FROM: SWEENEY, AN INTERTONGUING
Nasg
Ged a tha mi saor
A dhol air fainneal agus air foluain
’S mi ri cuartachadh is ag imrich
Gach àirde de dh’àirdean Èireann,
Chan eil mi saor bhon a tha ’n dàn dhomh
Gun cuir sibh orm nasg
Ged a bhiodh e gun chuibhreach
Gun ghlas agus gun gheimheal
A bhith ’n seo gach là ’s gach feasgar
Agus tighinn thugaibh, a Mholing,
Ach an cuir sibh sìos mo shaoghal,
Mo sgeul ’s m’imeachdan ann an sgrìobhadh.

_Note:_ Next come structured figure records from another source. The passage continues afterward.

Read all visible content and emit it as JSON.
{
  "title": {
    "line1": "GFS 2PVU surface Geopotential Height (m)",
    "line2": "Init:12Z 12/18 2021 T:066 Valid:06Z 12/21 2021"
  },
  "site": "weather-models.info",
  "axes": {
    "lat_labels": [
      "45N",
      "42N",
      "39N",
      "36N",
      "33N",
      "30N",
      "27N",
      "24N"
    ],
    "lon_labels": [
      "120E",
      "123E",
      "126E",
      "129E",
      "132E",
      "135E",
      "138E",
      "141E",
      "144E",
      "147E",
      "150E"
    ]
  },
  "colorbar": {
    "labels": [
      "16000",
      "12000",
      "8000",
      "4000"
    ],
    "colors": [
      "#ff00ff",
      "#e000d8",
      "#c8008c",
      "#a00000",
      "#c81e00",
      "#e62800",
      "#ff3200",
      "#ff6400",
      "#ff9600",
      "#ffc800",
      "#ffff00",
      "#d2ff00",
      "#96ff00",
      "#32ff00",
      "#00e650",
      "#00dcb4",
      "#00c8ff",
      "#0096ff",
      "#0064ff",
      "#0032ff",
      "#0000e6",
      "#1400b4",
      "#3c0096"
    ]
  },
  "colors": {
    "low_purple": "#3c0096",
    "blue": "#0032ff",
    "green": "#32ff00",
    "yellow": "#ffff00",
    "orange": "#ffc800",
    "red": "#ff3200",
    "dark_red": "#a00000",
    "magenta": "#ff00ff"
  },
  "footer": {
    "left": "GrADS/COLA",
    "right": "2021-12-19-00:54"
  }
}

Airsealringchained-dogtie-bandpledge
Though I’m free as a joiner to go fannelignorancebewildermentastray and giddyrunskipping as I visitwhirlabout and emigrateflit through every airtpoint of the airtpoints of Ireland, I’m not free at all as it’s poemfated for me that you put an airsealringchained-dogpledgetie-band on me even though it has no slaveryharness or watergreengreyfetterlock or prisonchain to be here evey day and night and come to you, Moling, so that you can put down my worldlife, my story and my placeboundaryjourney in writing.
*
Gàir na Gairbhe
Alltan àlainn aoibhinn
A’ lìonadh le bainne làn,
Am mac-talla ’s mìorbhail
Is gàir binn na Gairbhe.
Ros Bhroc is Tonn Ruairidh,
Druim Leathad agus Dairbhre
’S èisteachd ris an aifreann
Far am buailear clag gun bhailbhe.
Dùrdan daimh duinn Dàmhair
Oidhche fhuar gheamhradail
Is Inbhir Dhùghlais oidhche fhuar
Is dearcan donn air darach ann.
An sìon air bhàrr Beinn Boirche
’S gàir muir na fairge
’S ceilear aig eòin-chalaidh,
’S oirfeid dham anam e.
’S binn leam loin a’ ceileireadh,
Osnadh gaoithe ’s ceòl nan salm ann
Mar fhuaim doininn fon darach
Air leacannan Ghleann Bhalgain.
Eas Ruaidh gu Eas Dhubhthaich
Gus an tug mi ceann mo bhàire,
Guthan aoibhinn eunlaith,
Cò ’n eas as glaine gàire?
The Resoundroar of Fiercerough Garf Water
A beautiful hotcockle-streamlet linen-netfilling with a tidefull milkdropcurrent, the cliffsonecho is a miraclemarvel and the hoppermelodytruesweet resoundroar of fiercerough Garf Water. Dungarvan and Dundrum Bay, Drumleid and Darvery and listening to the chapelhousemass where not-so-dumb-bells are rung. The teasingmotesing-songmurmur of the surlybrown oxbeamstag rutting in October on a rawcold wintry night and Inveruglas on a rawcold night with pregnantbrown eyeberries on a treeoghamDoaktree. The stormweather on the harvestcropcreamtop of the bison-elk Mournes and the resoundroar of the stormsea and the sonnetwarbling of the ferrybayharbourshore birds are music to my soul. I love the blackbirds warbling, the soughing of the wind and the music of the psalms there like the sound of the storm under the oaks on the slopes of Glenbalkan. Assaroe to the Falls of Duich till I came to the headend of my ruttingbattlegamepath, the sweeteven bardvoice of the birds, what water-fallstream is a purewhiter resoundroar?
About the author

Rody Gorman lives in Skye. He has published collections of poetry in English, Irish and Scottish Gaelic, and his most recent collections are Lorg Eile/Final Call (2022) and Sa Chnoc (2023). His version of Buile Shuibhne, Sweeney: an Intertonguing, was published by Francis Boutle Publishers in March 2024. He is currently working on a version of the poem the Galley of Clanranald, and as editor of an anthology of contemporary Scottish Gaelic poetry.
About our interviewer

Harry Josephine Giles is from Orkney and lives in Leith. She writes in Orcadian, Scots and English. Her verse novel, Deep Wheel Orcadia (Picador, 2021), won the Arthur C. Clarke Award for Science Fiction Book of the Year. She has two other collections, Tonguit (Freight, 2015) and The Games (Out-Spoken, 2018), and her fourth book, Them!, will be published in June 2024 by Picador. Currently, she is learning Gaelic at Sabhal Mòr Ostaig.